I was more concerned about the reliability of FAN_DELETE for
dieing cgroups without an explicit rmdir() from userspace.

> > In any case, either with or without the missing hooks, I would not
> > want this patch merged until Jan had a chance to look at the
> > implications and weigh in on the missing hooks question.
> > Jan is on vacation for three weeks, so in the meanwhile, feel free
> > to implement and test the missing hooks or wait for his judgement.
>
> Sure, I can definitely wait.
>
> > On an unrelated side topic,
> > I would like to point your attention to this comment in the patch that
> > was just merged to v6.5-rc1:
> >
> > 69562eb0bd3e ("fanotify: disallow mount/sb marks on kernel internal pseudo fs")
> >
> > /*
> > * mount and sb marks are not allowed on kernel internal pseudo fs,
> > * like pipe_mnt, because that would subscribe to events on all the
> > * anonynous pipes in the system.
> > *
> > * SB_NOUSER covers all of the internal pseudo fs whose objects are not
> > * exposed to user's mount namespace, but there are other SB_KERNMOUNT
> > * fs, like nsfs, debugfs, for which the value of allowing sb and mount
> > * mark is questionable. For now we leave them alone.
> > */
> >
> > My question to you, as the only user I know of for fanotify FAN_REPORT_FID
> > on SB_KERNMOUNT, do you have plans to use a mount or filesystem mark
> > to monitor cgroups? or only inotify-like directory watches?
>
> My plan is to use FAN_MARK_FILESYSTEM for the whole cgroup mount,
> since that is what I was able to make work with my limited
> understanding of the whole fanotify thing. I started with
> fanotify_fid.c example from here:
>
> * https://man7.org/linux/man-pages/man7/fanotify.7.html
>
> My existing code does the mark this way (on v6.5-rc1 with my patch applied):
>
> ret = fanotify_mark(fd, FAN_MARK_ADD | FAN_MARK_ONLYDIR |
> FAN_MARK_FILESYSTEM, FAN_CREATE | FAN_DELETE | FAN_ONDIR, AT_FDCWD,
> argv[1]);
>
> My goal is to set a watch for all cgroups and drop capabilities, so
> that I can keep monitoring for events while being unprivileged.
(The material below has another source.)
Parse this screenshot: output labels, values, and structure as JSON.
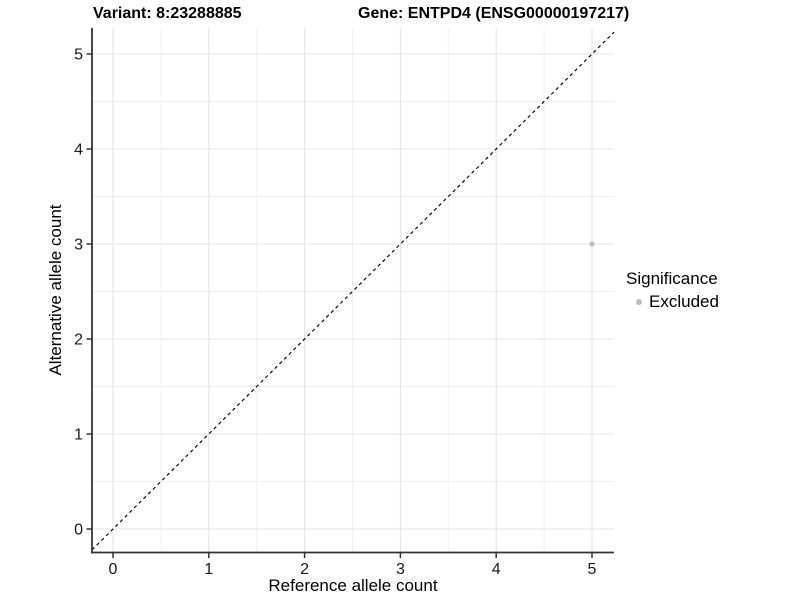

As long as you do not need to open_by_handle_at() or as long as you
retain CAP_DAC_READ_SEARCH.

> As far
> as I'm aware, this sort of recursive monitoring without races isn't
> possible with inode level monitoring (I might be wrong here).

You are not wrong.

>
> I do get -EINVAL for FAN_MARK_MOUNT instead of FAN_MARK_FILESYSTEM.

Right. FAN_CREATE | FAN_DELETE not supported with FAN_MARK_MOUNT.

Thanks,
Amir.